Stasera a cena con Gianluca, tra semipresidenzialismo alla francese e semipolitica all’italiana, mi è tornato alla mente un passo a cui sono particolarmente affezionato. Che riguarda il passo da fare (e da tenere) per raggiungere un passo. E non è un gioco di parole: si parla, infatti, di percorsi di montagna, di passaggi stretti, di sentieri che non dobbiamo interrompere. E di quello che si vedrà, una volta raggiunta la prima cima che ci troviamo a scalare. Che poi uno pensa a Monti, appunto.

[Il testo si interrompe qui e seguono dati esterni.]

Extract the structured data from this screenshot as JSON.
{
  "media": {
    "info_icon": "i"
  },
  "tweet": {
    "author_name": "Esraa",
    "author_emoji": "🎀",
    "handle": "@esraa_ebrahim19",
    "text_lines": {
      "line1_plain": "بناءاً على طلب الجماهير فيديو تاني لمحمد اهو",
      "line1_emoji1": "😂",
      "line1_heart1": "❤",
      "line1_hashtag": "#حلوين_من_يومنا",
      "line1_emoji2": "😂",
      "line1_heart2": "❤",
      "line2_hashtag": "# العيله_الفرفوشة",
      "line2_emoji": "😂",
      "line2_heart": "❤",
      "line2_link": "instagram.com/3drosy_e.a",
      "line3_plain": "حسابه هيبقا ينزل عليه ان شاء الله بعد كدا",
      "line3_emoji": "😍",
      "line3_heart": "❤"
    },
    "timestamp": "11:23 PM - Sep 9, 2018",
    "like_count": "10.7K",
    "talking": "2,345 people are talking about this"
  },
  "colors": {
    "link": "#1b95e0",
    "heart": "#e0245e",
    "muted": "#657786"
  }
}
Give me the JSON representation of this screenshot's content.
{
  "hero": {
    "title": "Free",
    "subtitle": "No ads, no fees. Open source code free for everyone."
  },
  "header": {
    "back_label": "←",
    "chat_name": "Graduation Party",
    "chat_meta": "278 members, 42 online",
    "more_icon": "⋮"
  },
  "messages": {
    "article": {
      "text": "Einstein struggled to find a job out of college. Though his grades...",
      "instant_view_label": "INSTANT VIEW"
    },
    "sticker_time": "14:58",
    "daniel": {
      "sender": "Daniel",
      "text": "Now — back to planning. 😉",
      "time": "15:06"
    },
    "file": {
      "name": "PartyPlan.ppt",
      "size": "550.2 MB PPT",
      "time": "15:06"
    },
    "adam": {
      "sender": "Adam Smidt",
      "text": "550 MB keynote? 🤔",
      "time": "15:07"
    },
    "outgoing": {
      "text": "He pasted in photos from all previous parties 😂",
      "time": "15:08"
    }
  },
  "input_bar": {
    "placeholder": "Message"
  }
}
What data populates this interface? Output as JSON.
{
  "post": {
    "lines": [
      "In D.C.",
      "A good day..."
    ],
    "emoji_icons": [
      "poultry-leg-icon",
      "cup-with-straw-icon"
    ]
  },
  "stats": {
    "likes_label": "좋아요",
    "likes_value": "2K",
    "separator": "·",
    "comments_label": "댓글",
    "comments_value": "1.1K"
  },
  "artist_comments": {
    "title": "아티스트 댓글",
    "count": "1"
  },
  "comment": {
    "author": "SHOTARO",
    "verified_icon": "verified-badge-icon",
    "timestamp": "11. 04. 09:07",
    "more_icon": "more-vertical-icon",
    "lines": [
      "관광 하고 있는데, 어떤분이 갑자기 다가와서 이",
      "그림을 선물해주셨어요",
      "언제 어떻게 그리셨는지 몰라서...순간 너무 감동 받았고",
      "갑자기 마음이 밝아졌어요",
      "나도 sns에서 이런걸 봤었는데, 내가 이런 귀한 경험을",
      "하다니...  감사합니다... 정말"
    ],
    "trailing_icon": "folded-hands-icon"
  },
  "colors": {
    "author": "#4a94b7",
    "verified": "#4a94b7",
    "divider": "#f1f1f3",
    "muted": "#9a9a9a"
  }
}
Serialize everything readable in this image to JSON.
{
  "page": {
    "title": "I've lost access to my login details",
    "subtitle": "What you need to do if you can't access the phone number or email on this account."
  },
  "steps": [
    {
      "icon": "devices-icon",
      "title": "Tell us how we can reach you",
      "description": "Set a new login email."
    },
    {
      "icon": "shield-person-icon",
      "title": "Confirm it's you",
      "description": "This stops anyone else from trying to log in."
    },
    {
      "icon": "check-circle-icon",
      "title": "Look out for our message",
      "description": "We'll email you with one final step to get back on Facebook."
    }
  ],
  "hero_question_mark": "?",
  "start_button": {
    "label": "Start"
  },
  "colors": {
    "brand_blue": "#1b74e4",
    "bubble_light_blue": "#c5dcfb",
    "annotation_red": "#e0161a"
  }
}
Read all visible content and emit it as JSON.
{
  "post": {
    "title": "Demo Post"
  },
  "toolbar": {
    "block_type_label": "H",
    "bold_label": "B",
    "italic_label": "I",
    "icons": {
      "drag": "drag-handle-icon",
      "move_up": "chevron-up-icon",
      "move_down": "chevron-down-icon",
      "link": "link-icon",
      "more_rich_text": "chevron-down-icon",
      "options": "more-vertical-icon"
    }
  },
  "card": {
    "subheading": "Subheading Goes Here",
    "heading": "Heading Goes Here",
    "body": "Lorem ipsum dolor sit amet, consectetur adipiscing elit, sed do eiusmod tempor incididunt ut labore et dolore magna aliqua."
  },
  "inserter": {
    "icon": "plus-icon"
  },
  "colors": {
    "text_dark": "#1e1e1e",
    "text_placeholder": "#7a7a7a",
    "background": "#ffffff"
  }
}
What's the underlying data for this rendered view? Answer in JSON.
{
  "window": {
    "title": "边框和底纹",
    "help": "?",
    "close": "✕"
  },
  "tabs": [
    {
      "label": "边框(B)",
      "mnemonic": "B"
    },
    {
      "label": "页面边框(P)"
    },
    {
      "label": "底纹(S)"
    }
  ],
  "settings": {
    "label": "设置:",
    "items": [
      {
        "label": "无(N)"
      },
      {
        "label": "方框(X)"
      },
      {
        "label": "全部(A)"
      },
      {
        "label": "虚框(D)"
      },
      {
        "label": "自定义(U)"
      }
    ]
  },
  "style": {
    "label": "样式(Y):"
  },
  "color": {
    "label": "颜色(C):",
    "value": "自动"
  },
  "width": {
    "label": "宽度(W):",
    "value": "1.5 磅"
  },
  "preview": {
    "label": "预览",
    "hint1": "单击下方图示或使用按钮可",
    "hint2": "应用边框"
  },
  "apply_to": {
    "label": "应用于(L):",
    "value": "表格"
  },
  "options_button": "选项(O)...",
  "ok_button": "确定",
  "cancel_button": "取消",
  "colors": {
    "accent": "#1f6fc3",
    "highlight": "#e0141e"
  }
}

«Ci troviamo su un pendio che sale verso un valico di montagna mai attraversato prima e non abbiamo alcuna idea della veduta che ci si schiuderà davanti una volta arrivati in cima. Non sappiamo dove ci porterà la gola tortuosa che stiamo percorrendo, ma di certo non possiamo fermarci a riposare qui, su un sentiero in ripida salita. Perciò continuiamo ad avanzare ‘per un motivo’ perché non possiamo restare in piedi a lungo. Soltanto quando (se) raggiungeremo la sommità del valico e osserveremo il paesaggio sull’altro versante sarà tempo di muoversi ‘verso un fine’: non più sospinti da ciò che abbiamo alle spalle, ma attratti in avanti dalle visioni, dalle finalità e dalle destinazioni che avremo scelto».
L’avevo già citato un secolo fa. Il bello di avere un blog.